We talk about maybe having to charge to use city pools next summer; furloughing police dogs; and possibly closing libraries. But there is never a mention of the administration cutting back on its expenditures.
For instance, this item from Thursday’s council docket:
5lr - RESOLUTION AUTHORIZING THE AWARD OF A CONTRACT THROUGH A FAIR AND OPEN PROCESS IN ACCORDANCE WITH N.J.S.A. 19:44A-20.5 ET. SEQ. TO JOSEPH A. ALACQUA, ESQUIRE, 112 JOHNSON ROAD, TURNERSVILLE, NEW JERSEY 08012 TO PROVIDE PROFESSIONAL LEGAL SERVICES REGARDING MUNICIPAL LAW. (In an amount not to exceed $95,000)
For those who haven’t been following this, Mr. Alacqua serves as “special counsel” to the city, providing legal advice and guidance. Mr. Alacqua is in attendance at most City Council meetings as is the City Attorney, Ms. Denise Lyles.
Why, you might reasonably ask, do we need a “special counsel” at $95,000 per year when we have a City Attorney and legal staff who is already on the city payroll and who are city residents?
Blogger Greg Forester has addressed this several times, most recently here. As he points out, Mr. Alacqua is not the only attorney handling legal work for the city via special services contract. Just look at the hundreds of thousands of dollars spent with outside law firms to fight the Santiago residency case…tax dollars spent to argue both sides of the case!!!!
(Note: as this is written, word is coming in that the judges ruled 3-0 against the former police director).

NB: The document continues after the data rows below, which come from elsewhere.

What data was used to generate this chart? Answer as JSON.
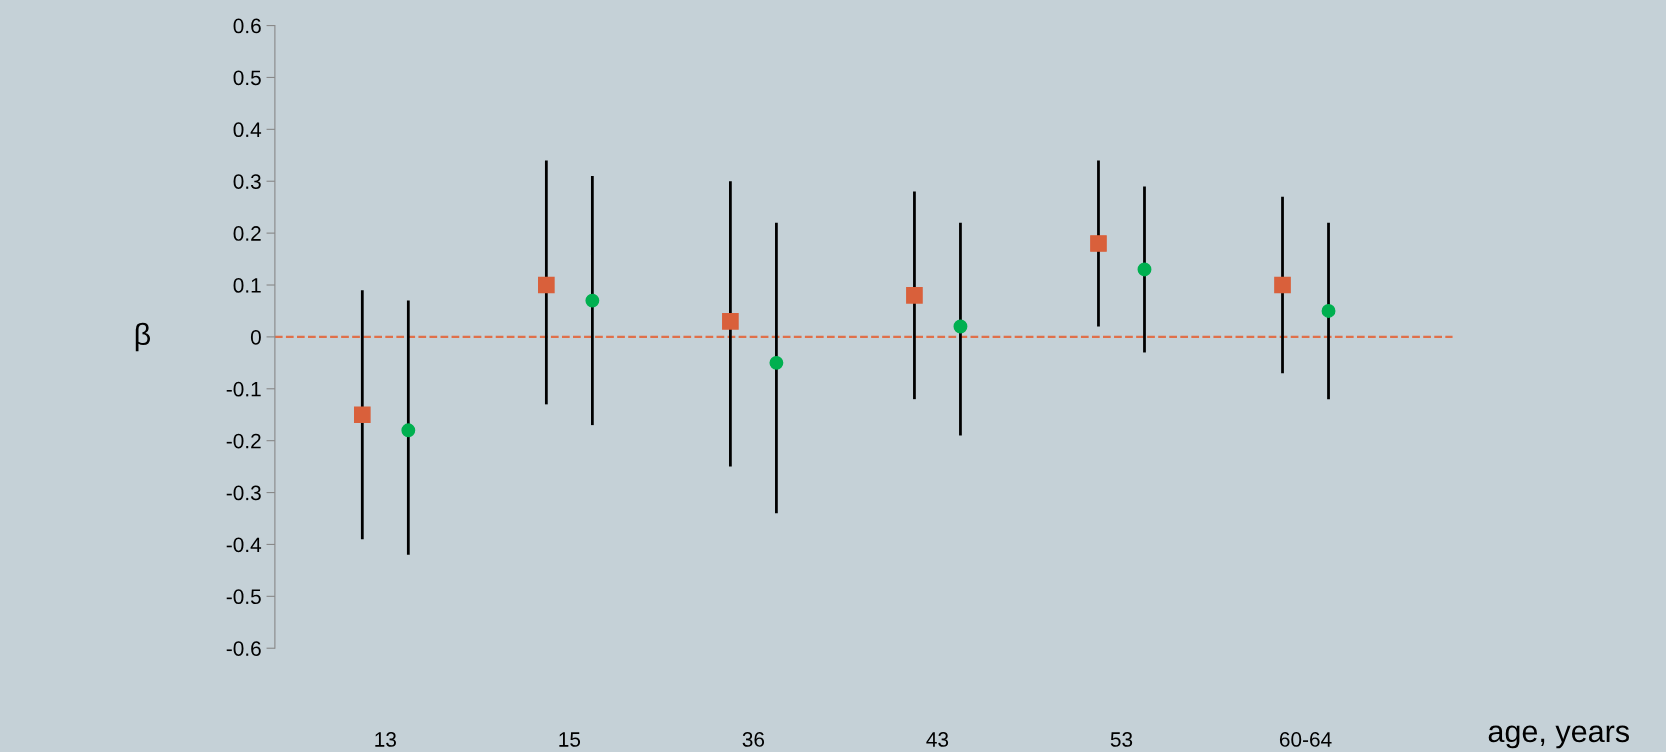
{
  "chart_data": {
    "type": "scatter",
    "xlabel": "age, years",
    "ylabel": "β",
    "categories": [
      "13",
      "15",
      "36",
      "43",
      "53",
      "60-64"
    ],
    "series": [
      {
        "color": "#d9603b",
        "marker": "square",
        "values": [
          -0.15,
          0.1,
          0.03,
          0.08,
          0.18,
          0.1
        ],
        "errors": [
          [
            -0.39,
            0.09
          ],
          [
            -0.13,
            0.34
          ],
          [
            -0.25,
            0.3
          ],
          [
            -0.12,
            0.28
          ],
          [
            0.02,
            0.34
          ],
          [
            -0.07,
            0.27
          ]
        ]
      },
      {
        "color": "#00b050",
        "marker": "circle",
        "values": [
          -0.18,
          0.07,
          -0.05,
          0.02,
          0.13,
          0.05
        ],
        "errors": [
          [
            -0.42,
            0.07
          ],
          [
            -0.17,
            0.31
          ],
          [
            -0.34,
            0.22
          ],
          [
            -0.19,
            0.22
          ],
          [
            -0.03,
            0.29
          ],
          [
            -0.12,
            0.22
          ]
        ]
      }
    ],
    "ylim": [
      -0.6,
      0.6
    ],
    "yticks": [
      -0.6,
      -0.5,
      -0.4,
      -0.3,
      -0.2,
      -0.1,
      0,
      0.1,
      0.2,
      0.3,
      0.4,
      0.5,
      0.6
    ],
    "ref_lines": [
      {
        "axis": "y",
        "value": 0,
        "color": "#e0704a",
        "line_style": "dashed"
      }
    ],
    "grid": false,
    "legend": false
  }
}
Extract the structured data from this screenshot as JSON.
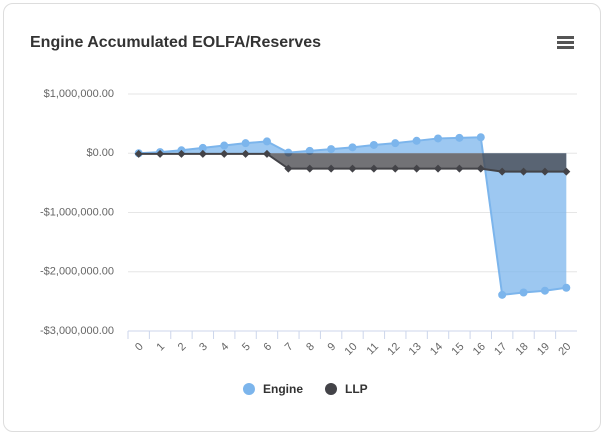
{
  "chart_data": {
    "type": "area",
    "title": "Engine Accumulated EOLFA/Reserves",
    "categories": [
      "0",
      "1",
      "2",
      "3",
      "4",
      "5",
      "6",
      "7",
      "8",
      "9",
      "10",
      "11",
      "12",
      "13",
      "14",
      "15",
      "16",
      "17",
      "18",
      "19",
      "20"
    ],
    "series": [
      {
        "name": "Engine",
        "color": "#7cb5ec",
        "values": [
          0,
          20000,
          50000,
          90000,
          130000,
          170000,
          200000,
          10000,
          40000,
          70000,
          100000,
          140000,
          170000,
          210000,
          250000,
          260000,
          270000,
          -2390000,
          -2350000,
          -2320000,
          -2270000
        ]
      },
      {
        "name": "LLP",
        "color": "#434348",
        "values": [
          -10000,
          -10000,
          -10000,
          -10000,
          -10000,
          -10000,
          -10000,
          -260000,
          -260000,
          -260000,
          -260000,
          -260000,
          -260000,
          -260000,
          -260000,
          -260000,
          -260000,
          -310000,
          -310000,
          -310000,
          -310000
        ]
      }
    ],
    "ylim": [
      -3000000,
      1000000
    ],
    "yticks": [
      {
        "value": -3000000,
        "label": "-$3,000,000.00"
      },
      {
        "value": -2000000,
        "label": "-$2,000,000.00"
      },
      {
        "value": -1000000,
        "label": "-$1,000,000.00"
      },
      {
        "value": 0,
        "label": "$0.00"
      },
      {
        "value": 1000000,
        "label": "$1,000,000.00"
      }
    ],
    "grid": true
  }
}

Now what if we took some of that money going outside the city for special services contracts and put it into keeping our library’s open (read the Times article on this).
Or what if we applied that money to the recreation department budget so the parks can be better maintained?
You get the point. How far could we go cutting the administration’s expenditures before we need to reduce city services in order to balance the budget? Shouldn’t we be looking there first?
We at the stoop join in Chrissie’s call for city council to vote “no” for this expenditure. Let’s hope the thinking members of city council choose to vote against resolution 5 lr and start us on the road to real fiscal responsibility.
As a bonus…let’s stop hitting up corporations for sponsorships of the failing Heritage Days and the alleged Trenton “Jazz Festival” and instead put that money to work keeping our libraries open. At least until we get a new, higher functioning library board that finds ways to augment the city’s contribution to it’s operating expenses.